La famille vit sobrement et pourrait se retrouver dans la rue, ou presque, si la valeur du permis chute, explique Mme Koussa. «Ils pourraient tant qu'à faire nous couper la gorge. Ça aurait le même effet! On va saigner une goutte à la fois.»

Une autre réalité en région

Le projet de loi présenté par le ministre des Transports, François Bonnardel, aurait pour effet de mettre sur un pied d'égalité les chauffeurs de taxi traditionnels et les chauffeurs d'une application telle qu'Uber.

Mais cette idée ne pourrait pas fonctionner à l'extérieur des grands centres et il faudra que le gouvernement en tienne compte, fait valoir Carole Dallaire, porte-parole pour les taxis de Saguenay et l'ancienne propriétaire de Taxi 2151.

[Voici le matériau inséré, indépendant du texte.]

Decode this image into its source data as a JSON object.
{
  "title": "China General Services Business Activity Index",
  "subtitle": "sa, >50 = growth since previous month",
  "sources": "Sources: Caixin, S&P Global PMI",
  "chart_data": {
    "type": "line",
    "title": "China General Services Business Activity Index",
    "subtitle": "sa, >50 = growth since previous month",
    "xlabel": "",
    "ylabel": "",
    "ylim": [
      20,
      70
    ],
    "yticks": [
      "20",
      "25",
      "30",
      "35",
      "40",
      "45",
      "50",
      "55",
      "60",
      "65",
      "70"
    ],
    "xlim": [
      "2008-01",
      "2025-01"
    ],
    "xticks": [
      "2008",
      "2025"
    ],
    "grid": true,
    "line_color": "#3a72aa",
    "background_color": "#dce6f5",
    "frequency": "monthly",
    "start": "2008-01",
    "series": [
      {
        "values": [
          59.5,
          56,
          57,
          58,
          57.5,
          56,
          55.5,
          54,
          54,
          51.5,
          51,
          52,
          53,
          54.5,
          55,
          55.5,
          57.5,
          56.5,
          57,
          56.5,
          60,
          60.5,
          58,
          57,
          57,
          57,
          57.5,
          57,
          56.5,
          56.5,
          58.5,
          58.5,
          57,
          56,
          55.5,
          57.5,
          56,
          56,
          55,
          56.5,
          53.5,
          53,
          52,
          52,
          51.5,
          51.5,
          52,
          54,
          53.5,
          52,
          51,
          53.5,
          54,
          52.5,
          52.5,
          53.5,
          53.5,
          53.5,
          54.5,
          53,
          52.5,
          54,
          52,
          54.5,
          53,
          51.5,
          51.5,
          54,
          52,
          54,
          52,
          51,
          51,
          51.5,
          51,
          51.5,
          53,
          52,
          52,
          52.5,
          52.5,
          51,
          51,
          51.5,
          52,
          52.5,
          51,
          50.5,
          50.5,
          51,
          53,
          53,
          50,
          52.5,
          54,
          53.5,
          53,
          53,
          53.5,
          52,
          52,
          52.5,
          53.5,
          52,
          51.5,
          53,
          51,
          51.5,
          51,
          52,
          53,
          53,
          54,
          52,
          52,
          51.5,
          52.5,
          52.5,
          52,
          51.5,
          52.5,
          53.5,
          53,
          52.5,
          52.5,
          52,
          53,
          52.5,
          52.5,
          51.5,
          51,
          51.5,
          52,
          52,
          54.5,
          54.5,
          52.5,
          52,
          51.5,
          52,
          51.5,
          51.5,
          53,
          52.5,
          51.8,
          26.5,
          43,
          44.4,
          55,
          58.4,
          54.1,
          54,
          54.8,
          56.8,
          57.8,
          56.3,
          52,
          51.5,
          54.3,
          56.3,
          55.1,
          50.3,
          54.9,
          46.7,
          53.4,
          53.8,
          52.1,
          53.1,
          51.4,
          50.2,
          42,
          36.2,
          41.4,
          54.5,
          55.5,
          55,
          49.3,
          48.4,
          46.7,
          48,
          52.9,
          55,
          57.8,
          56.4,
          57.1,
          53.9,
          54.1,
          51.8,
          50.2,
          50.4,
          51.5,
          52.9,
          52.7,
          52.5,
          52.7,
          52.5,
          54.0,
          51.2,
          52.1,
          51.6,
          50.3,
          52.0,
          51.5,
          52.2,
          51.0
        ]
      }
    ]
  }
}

«Ce projet de loi, c'est peut-être l'abandon du taxi dans les régions, se désole-t-elle. Il faut vraiment qu'ils fassent attention. Ce sont toutes les personnes âgées, ce sont toutes les personnes à faible revenu qui vont être confinées dans leurs maisons. Il y a du transport adapté dans certaines régions. Si c'est abandonné, les gens ne pourront plus sortir.»

Puisque Uber ou toute autre application a moins de chances de percer en région, Mme Dallaire souhaite que les quotas de permis restent en place et gardent leur valeur. Elle aimerait aussi certaines normes particulières en région.

«Pour le reste, on est d'accord avec ce qui est dans le projet de loi, dit-elle. On va s'arranger avec ça.»

Pour l'instant, la femme d'affaires vit dans l'incertitude. Elle a vendu ses 14 permis de taxi à son fils, qui a repris les affaires de Taxi 2151, et ce dernier doit lui verser une rente qui lui servira de fonds de pension sur 15 ans.

«Mon coeur balance entre lui demander de me repayer quelque chose qui vaudra peut-être 0$. S'il arrête [de me payer], c'est moi qui n'a plus de fonds de pension.»

Une escalade des tensions à prévoir?

Le gouvernement a déjà versé 250 millions de dollars aux chauffeurs et versera un autre 250 millions pour compenser la valeur de leurs permis. Mais l'industrie soutient que les permis de taxi valaient 1,3 milliard de dollars au moment de l'arrivée d'Uber au Québec en 2014.

Mais les chauffeurs de taxi interrogés par le HuffPost sont fermes: ils veulent gagner leur vie avec dignité et ce, sans puiser dans les poches des contribuables.

«J'ai fait confiance au gouvernement. J'ai acheté le permis. Je me suis embarqué dans un système qu'on peut dire est loyal et là, on se retrouve avec un système déloyal», critique Malek Zinati, qui a acheté son permis en 2013 au coût de 190 000$.

Le ministre des Transports, François Bonnardel, a commencé les consultations pour son projet de loi 17.
La Presse canadienne
Le ministre des Transports, François Bonnardel, a commencé les consultations pour son projet de loi 17.

«Ça fait 30 ans que je travaille dans le taxi. Et demain, je n'aurais rien? C'est impossible, on l'acceptera pas», renchérit Saade Souheil, chauffeur de taxi dans l'ouest de l'île de Montréal.

Voyant la valeur de leurs permis fondre, certains pourraient agir sous le coup du désespoir, prévient-il. Le mois dernier, un homme s'est coupé le poignet en direct à la télévision. Fort heureusement, il est sain et sauf.

D'autres dérapages pourraient survenir de nouveau si rien n'est fait pour rassurer les chauffeurs, prévient M. Souheil.

«Aujourd'hui, on est civilisés, on fait des manifestations calmes, on fait un petit de bruit, mais si [M. Bonnardel] ne veut rien entendre, on va en faire un petit peu plus.» Comme quoi, par exemple? «Je ne sais pas. Je ne peux pas vous dire.»